Vor vier Wochen wurde Deutschland Weltmeister und Dank des Titels war Handball tatsächlich einmal ganz oben bei den Sportnachrichten platziert. Zwei Tage bejubelten die Sportredaktionen die neu gefundenen Helden. Und viele der Journalisten, insbesondere bei den öffentlich rechtlichen Sendern, die vor der WM das Ereignis eher stiefmütterlich, da nicht Quoten geeignet, behandelten, mahnten die Handballzunft an, die gewonnene Popularität für neuen Schwung zu nutzen.
Am letzten Wochenende haben die deutschen Mannschaften sich gute Ausgangspositionen für die Viertelfinalrückspiele in den europäischen Wettbewerben erkämpft. Gestern hat der deutsche Meister THW Kiel das Champions League Halbfinale bereits erreicht.

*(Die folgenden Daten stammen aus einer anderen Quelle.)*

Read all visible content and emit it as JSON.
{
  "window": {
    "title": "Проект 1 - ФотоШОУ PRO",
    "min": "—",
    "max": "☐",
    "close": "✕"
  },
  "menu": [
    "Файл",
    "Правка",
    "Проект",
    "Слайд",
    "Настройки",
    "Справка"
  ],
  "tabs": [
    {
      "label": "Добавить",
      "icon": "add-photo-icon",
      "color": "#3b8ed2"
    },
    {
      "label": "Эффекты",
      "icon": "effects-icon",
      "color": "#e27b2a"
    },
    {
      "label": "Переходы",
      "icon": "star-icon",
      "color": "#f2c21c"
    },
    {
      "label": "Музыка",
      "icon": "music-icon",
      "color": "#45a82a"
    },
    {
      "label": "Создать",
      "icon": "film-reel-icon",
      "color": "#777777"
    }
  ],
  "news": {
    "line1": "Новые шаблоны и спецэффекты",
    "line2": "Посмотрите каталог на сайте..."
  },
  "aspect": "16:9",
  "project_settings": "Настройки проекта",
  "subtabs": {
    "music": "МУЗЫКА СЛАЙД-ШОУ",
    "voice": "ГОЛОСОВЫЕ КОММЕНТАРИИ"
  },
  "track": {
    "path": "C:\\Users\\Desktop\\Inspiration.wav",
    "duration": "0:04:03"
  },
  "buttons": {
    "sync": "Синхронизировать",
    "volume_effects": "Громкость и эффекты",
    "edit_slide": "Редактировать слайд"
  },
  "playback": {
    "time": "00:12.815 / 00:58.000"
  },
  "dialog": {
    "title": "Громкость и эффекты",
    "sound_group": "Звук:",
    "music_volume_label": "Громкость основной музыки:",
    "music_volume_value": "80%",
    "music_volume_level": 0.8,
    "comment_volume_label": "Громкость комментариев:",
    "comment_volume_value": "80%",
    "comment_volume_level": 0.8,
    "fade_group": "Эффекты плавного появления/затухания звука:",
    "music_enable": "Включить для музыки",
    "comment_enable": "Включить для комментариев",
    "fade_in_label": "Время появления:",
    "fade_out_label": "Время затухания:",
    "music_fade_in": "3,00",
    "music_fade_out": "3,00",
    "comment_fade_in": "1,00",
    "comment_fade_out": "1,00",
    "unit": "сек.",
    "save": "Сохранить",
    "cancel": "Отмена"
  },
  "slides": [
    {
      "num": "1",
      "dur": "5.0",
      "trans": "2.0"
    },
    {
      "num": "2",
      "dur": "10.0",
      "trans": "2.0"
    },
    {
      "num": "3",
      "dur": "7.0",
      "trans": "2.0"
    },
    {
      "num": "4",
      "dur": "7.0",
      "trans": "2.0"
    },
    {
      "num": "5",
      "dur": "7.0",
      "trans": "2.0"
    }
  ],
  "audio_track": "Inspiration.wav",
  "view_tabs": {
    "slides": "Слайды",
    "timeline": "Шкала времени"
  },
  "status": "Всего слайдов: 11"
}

Nach dem kommenden Wochenende werden womöglich fünf deutsche Mannschaften im Halbfinale der europäischen Pokalwettbewerbe stehen. Erneut kündigt sich eine Erfolgsbilanz an, von der die deutsche Fußballlandschaft nur träumen kann.
Im Prinzip also eine Situation, bei der man erwarten würde, dass eine Sportart, die hierzulande sehr erfolgreich ist, die über Tradition verfügt und auch im Amateurbereich über eine ordentliche Breite an Aktiven verfügt, in der Medienlandschaft eine sichtbare Resonanz findet.
Doch beim Durchstöbern von Print- und Online-Medien stoße auf ganz andere sportliche Highlights der Woche. Ich lese einen seitenlangen Bericht, dass Lukas Podolski im Spitzenspiel Bayern gegen Wolfsburg einen Elfmeter verwandelt hat. Welch herausragende Leistung für einen hochbezahlten Profi! Ich lese, dass es Stefan Effenberg mit seiner Nachbarin treibt. Ich lese, dass sich Jan Ulrich bei einem Interview total lächerlich macht. Ich lese, dass Anni Friesinger nicht beim Weltcup startet, da sie Fieber hat. Ich lese, dass ein ehemaliger HSV-Profifußballer, dessen Namen ich vorher nie gehört habe, in U-Haft sitzt. Ich lese, dass die DSV-Langlauf-Staffel keine Medaille gewinnt und nie eine Chance dazu hatte. Ich finde Berichte über Dallas Mavericks, wo der hoch bezahlte Dirk Nowitzki spielt, Meldungen über David Beckham und Didier Drogba und jede Menge Vorberichte zu den Spielen des nächsten Fußball-Bundesligaspieltages.
Moment bitte. Bin ich hier als Sport treibender und sportbegeisterter Mensch im Allgemeinen und am Handball Interessierter im Speziellen einer Fehlinformation aufgesessen. Gab es da nicht ein paar tolle und positive Nachrichten von den deutschen Handball Bundesligisten. Oh, tatsächlich finde ich doch noch hier und da sogar einen Artikel über den gestrigen Kieler Sieg in der Champions League. Nicht überall und wenn, dann so an achter bis zwölfter Position. Das ist doch wenigstens etwas.
Schon vor der Weltmeisterschaft wussten wir Anhänger der Randsportart Handball, dass zweite Plätze bei Olympia und der Weltmeisterschaft und eine gewonnene Europameisterschaft nicht genug sind, um die deutschen Sportredaktionen für Handball dauerhaft zu begeistern. Und jetzt scheint auch der WM-Titel nicht genug, um ein wenig mehr Aufmerksamkeit zu gewinnen. Was fehlt sind Aktaufnahmen von Florian Kehrmann, eine Liaison von Christian Zeitz mit Claudia Schiffer, ein Überfall von Markus Bauer auf die Lemgoer Sparkasse und abstruse Millionengehälter für die Topspieler. Erst dann, wenn neben der Leistung auch endlich richtige Storys geliefert werden, wird wohl der in diesem Forum gern gehegte Wunsch nach Medienpräsenz des guten, alten Handballsports erfüllt.
Aber so ganz sicher bin ich nicht, ob ich mir das wirklich wünsche. Da ist mir der Status Quo mit dem DSF-Spiel der Woche und dem ein oder anderen Hallenbesuch doch lieber.